In a conflict with China, he said armoured vehicles and artillery would have a role to play in protecting HIMARS and anti-ship missiles deployed in the islands to Australia’s north.
“I think a small number of highly protected army capabilities – light infantry fighting vehicles and some tanks – would make an adversary’s challenge of dislodging those rockets and missiles and radars very difficult,” he said.
John Blaxland, a professor of international security and intelligence studies with the ANU and former army officer, said one battalion of armoured fighting vehicles would not be enough in a protracted conflict.
“With three you can then rotate. If you only have one it’s a one shot capability. You can’t rotate. You can’t have one reconstituting, one preparing and one deployed,” he said.
Blaxland said the government wasn’t prepared to spend any more money over the forward estimates, and the army was the victim.
“The dollars belie the rhetoric,” he said. “The rhetoric, in my view, is wholly accurate, responsible and reasonable – given the gravity of the circumstances and the scale of the challenge we face with a relatively diminished United States, and a dramatically expanded and adventurous People’s Republic of China military capability.”

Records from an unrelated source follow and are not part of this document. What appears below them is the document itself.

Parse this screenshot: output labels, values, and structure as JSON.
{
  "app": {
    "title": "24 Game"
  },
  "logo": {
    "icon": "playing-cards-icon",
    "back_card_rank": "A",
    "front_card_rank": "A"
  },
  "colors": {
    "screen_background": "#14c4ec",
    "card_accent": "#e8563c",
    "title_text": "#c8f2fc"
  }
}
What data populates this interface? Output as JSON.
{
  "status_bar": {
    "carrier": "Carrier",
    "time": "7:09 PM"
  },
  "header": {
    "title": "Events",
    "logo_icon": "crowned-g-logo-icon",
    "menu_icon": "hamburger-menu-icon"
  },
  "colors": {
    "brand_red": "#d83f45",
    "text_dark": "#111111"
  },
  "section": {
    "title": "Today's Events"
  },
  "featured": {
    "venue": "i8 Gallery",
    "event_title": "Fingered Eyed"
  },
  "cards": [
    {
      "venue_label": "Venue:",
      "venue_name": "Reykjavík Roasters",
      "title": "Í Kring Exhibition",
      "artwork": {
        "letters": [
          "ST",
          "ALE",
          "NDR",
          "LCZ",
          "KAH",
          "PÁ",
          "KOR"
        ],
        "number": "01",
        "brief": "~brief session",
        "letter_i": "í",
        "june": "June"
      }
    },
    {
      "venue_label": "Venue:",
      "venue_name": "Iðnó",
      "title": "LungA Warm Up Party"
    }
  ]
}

Australia Defence Association executive director Neil James said the argument that Australia needed less armoured vehicles disregards “the last 400 metres” of a battle.
“When you’re assaulting a position with soldiers, they’re not bulletproof,” he said. “So they need to assault in an armoured vehicle supported by heavier armoured vehicles, called tanks, and by a self-propelled gun to keep up with the mobility of the other two.”
James said he was hopeful that the decision would be reversed in the coming years.
“The decision is so illogical that eventually it will be overturned and the army will get what it needs for the defence of the country. But no one will admit that at the moment,” he said.
Defence Industry Minister Pat Conroy this week said the savings from cutting back on the infantry fighting vehicles and howitzers will fund the “acceleration and expansion” of HIMARS rocket systems, land-based missiles and landing craft.
“So at the end of this process, we’ll go from an Australian Army where the maximum range of the weapons is 40 kilometres to being able to fire missiles, initially over a range of 300 kilometres, and with the acquisition of the precision strike missile, ranges in excess of 500 kilometres,” he said.
“This is about giving the Australian Army the firepower and mobility it needs into the future to face whatever it needs to face.”
He said the two countries involved in the bids to deliver the infantry fighting vehicles – South Korea and Germany – had been consulted and would come back with a revised pricing for 129 vehicles.